Search code examples
timestampbulk-loadquestdb

Bulk out-of-order data import into QuestDB


I'm looking into using QuestDB for a large amount of financial trade data.

I have read and understood https://questdb.io/docs/guides/importing-data but my case is slightly different.

  • I have trade data for multiple instruments.
  • For each instrument, the microsecond-timestamped data spans several years.
  • The data for each instrument is in a separate CSV file.

My main use case is to query for globally time-ordered sequences of trades for arbitrary subsets of instruments. For clarity, the results of a query would look like

timestamp,instrument,...
0001,A,...
0003,B,...
0004,C,...
0004,A,...
0005,B,...

Hence I believe I need to put all of the trades in a single table with a designated timestamp, and an index on the instruments. I don't necessarily need any of the time series processing features of QuestDB right now, but I do need the sort by timestamp not to run out of memory.
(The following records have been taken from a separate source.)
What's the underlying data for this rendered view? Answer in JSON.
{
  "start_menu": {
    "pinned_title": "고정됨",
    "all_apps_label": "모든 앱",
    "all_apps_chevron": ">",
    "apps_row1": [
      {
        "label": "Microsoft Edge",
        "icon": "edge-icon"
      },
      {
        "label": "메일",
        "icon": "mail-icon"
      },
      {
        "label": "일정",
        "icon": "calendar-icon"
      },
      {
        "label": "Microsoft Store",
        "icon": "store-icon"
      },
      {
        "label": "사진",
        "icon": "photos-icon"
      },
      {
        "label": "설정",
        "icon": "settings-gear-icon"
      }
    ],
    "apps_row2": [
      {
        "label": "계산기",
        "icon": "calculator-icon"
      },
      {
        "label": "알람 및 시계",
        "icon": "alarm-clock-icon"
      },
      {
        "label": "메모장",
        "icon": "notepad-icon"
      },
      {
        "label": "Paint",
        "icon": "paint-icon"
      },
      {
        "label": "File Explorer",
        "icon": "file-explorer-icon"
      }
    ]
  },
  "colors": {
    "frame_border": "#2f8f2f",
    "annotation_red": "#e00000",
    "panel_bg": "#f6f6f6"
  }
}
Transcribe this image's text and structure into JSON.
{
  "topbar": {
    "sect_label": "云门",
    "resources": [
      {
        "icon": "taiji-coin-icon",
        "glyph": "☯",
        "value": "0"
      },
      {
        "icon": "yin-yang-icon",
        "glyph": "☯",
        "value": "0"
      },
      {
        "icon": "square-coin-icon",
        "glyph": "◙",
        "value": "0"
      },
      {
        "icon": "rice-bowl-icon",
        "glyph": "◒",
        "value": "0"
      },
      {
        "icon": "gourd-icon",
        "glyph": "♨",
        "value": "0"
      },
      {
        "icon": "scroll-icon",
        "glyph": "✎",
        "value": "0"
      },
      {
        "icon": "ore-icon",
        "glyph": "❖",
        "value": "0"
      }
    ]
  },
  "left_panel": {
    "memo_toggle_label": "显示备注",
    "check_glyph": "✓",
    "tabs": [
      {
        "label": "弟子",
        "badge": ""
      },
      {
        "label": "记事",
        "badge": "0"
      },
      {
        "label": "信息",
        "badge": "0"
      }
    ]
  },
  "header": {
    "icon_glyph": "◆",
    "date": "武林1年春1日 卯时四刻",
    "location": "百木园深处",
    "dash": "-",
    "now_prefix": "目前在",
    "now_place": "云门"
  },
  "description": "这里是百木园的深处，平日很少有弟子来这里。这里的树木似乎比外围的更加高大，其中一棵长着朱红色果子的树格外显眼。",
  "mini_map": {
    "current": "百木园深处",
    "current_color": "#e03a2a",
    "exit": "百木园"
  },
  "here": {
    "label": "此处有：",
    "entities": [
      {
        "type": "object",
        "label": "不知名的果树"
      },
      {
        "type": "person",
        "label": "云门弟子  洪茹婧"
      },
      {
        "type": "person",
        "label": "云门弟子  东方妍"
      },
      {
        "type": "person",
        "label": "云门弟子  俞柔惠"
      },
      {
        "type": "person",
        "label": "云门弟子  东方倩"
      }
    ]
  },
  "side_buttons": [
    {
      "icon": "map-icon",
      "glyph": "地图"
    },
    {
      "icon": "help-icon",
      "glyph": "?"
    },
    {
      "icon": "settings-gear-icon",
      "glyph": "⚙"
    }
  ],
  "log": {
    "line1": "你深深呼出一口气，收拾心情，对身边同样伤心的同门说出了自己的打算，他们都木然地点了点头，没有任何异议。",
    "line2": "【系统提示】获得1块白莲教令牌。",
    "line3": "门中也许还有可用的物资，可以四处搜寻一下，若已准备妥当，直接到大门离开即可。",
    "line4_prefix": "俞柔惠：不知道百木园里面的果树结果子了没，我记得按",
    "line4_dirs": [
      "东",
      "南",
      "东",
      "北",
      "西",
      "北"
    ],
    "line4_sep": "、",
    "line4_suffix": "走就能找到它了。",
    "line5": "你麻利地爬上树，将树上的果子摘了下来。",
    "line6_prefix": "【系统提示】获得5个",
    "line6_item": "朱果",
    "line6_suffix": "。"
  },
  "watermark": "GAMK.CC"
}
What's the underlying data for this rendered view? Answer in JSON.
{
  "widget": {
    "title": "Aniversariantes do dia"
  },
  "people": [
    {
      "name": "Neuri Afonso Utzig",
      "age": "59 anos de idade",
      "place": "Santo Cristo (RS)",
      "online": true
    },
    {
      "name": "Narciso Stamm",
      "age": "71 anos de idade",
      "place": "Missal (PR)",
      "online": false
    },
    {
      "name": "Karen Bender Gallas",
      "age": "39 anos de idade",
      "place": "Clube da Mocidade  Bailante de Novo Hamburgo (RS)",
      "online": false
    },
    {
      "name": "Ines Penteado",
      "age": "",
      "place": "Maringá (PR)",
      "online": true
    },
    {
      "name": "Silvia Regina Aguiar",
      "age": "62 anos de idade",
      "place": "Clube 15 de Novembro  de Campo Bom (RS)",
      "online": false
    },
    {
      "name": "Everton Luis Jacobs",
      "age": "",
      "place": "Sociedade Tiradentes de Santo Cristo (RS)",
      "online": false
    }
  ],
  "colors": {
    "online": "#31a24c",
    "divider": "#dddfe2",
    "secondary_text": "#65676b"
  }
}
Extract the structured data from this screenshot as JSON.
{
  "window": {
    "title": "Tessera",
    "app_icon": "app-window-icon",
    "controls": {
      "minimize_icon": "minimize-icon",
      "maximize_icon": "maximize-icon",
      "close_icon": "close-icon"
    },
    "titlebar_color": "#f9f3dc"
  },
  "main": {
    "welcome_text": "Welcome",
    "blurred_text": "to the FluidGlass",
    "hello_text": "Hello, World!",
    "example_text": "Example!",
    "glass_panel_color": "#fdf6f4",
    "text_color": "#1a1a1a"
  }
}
My questions are (beyond whether this approach makes sense in general):

  1. Is there an efficient (and easy) way to merge the data into a single table, given that each CSV file spans years?

  2. Will I need to rebuild the table every time I add a new instrument in the future?


Solution

  • As of 6.0 you can simply append the CSVs to same table one by one given the table has designated timestamp and partitioned it will work.

    If your CSVs are huge I think batching them in transactions with few million rows will be better than offloading billions at once.

    Depending of how much data you have and your box memory you need to partition in a way that single partition fits memory several times. So you choose if you want daily or monthly partitions.

    Once you decide with partitioning you can speed up the upload if you able to upload day by day batches (or month by month) from all CSVs.

    You will not need to rebuild the table every time you add an instrument, table will be rewritten automatically partition by partition when you insert records out of order.